Wednesday, May 18, 2011

30 Letters in 30 days - Day 6: A Stranger

Dear Wal-Mart Cashier I met tonight,

I delayed writing this letter for a long time, not because I was busy or forgot but because I couldn't figure out who I wanted to write to.  I meet new people every day and maybe I'm just hard to impress but none of them inspired me.  I didn't want to waste a letter so I put off writing this until I had something to say.

You probably don't even realize what an impact you had on me.  I firmly people that random people pop in and out of our lives for a purpose.  Now, I'm not a religious person - call it fate or what have you - but I truly believe there was a reason I chose your checkout line tonight.  Our conversation was brief but it gave me some much needed encouragement when I was just having one of those days.

What you said was "Wow.  If I ate like you maybe I could lose some of this weight."  What I heard you say was "Don't stop what you are doing.  You are doing the right thing and making positive changes in your life.  Your efforts are not in vain."  I needed to hear that today.  Today I was frustrated with the scale.  I was tired and sore and just spent.  I was questioning if all this working out, label reading, and denying myself of foods I love was really worth it.  I wanted to have a Big Mac.  You're simple words, which really weren't much at all,   served as the affirmation I needed, so thank you.

My weight issues didn't start a year or two ago.  I have spent the last eleven years ruining my body with processed and fast foods, unaware of the damage I was really doing.  I'm at the point of no return.  I'm either going to make life changes to be healthy or I am going to die of some terrible disease related to obesity.  That's just the truth.  It's hard to read and even harder to write.  No one wants to be called obese, certainly not me.

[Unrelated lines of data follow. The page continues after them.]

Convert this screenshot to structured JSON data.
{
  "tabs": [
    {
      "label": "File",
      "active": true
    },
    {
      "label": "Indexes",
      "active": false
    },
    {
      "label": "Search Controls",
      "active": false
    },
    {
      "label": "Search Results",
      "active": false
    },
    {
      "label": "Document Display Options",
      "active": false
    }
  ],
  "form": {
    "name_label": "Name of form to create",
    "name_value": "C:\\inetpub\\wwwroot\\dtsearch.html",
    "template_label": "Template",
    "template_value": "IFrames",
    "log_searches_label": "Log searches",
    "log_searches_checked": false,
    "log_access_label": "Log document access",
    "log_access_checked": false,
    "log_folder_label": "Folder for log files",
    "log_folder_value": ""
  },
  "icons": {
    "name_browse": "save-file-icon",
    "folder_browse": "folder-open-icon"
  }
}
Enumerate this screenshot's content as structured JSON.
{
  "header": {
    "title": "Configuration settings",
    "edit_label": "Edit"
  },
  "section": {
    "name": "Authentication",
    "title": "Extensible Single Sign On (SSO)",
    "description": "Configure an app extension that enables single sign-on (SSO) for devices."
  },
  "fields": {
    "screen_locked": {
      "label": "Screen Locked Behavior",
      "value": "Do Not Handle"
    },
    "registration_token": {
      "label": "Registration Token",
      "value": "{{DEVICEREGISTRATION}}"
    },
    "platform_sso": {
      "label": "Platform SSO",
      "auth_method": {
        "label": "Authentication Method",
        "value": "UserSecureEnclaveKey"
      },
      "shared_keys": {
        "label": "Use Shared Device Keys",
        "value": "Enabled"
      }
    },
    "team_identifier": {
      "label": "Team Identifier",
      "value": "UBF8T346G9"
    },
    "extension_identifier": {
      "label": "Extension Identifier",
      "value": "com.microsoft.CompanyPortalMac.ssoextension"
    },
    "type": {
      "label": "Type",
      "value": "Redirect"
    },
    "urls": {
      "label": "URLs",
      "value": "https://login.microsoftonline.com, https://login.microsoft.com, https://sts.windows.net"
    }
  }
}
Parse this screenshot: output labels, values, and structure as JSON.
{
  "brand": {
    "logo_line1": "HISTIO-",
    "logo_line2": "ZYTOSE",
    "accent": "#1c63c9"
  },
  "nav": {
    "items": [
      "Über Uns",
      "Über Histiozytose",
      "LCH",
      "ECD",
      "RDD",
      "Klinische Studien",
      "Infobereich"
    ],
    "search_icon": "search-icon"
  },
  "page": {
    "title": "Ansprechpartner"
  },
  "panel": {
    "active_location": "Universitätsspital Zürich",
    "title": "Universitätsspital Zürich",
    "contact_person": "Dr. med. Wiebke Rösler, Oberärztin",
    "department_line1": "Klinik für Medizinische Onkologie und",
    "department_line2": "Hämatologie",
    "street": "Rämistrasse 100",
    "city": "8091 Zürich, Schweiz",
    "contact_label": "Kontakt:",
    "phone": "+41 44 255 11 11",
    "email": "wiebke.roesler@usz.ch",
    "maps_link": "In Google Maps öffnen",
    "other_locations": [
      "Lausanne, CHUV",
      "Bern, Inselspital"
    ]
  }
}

I'm not making these changes to look better.  I need to feel better.  I need to not be sick anymore.  I lost sight of that today and you helped bring me back to where I need to be, mentally.  I hope I was able to give you a few tips that seem to be working for me.  I wish you the very best of luck and encourage you not to give up.  It is not worth the suffering of being unhealthy to have that cheeseburger, that chocolate bar, that lasagna.  Keep your chin up.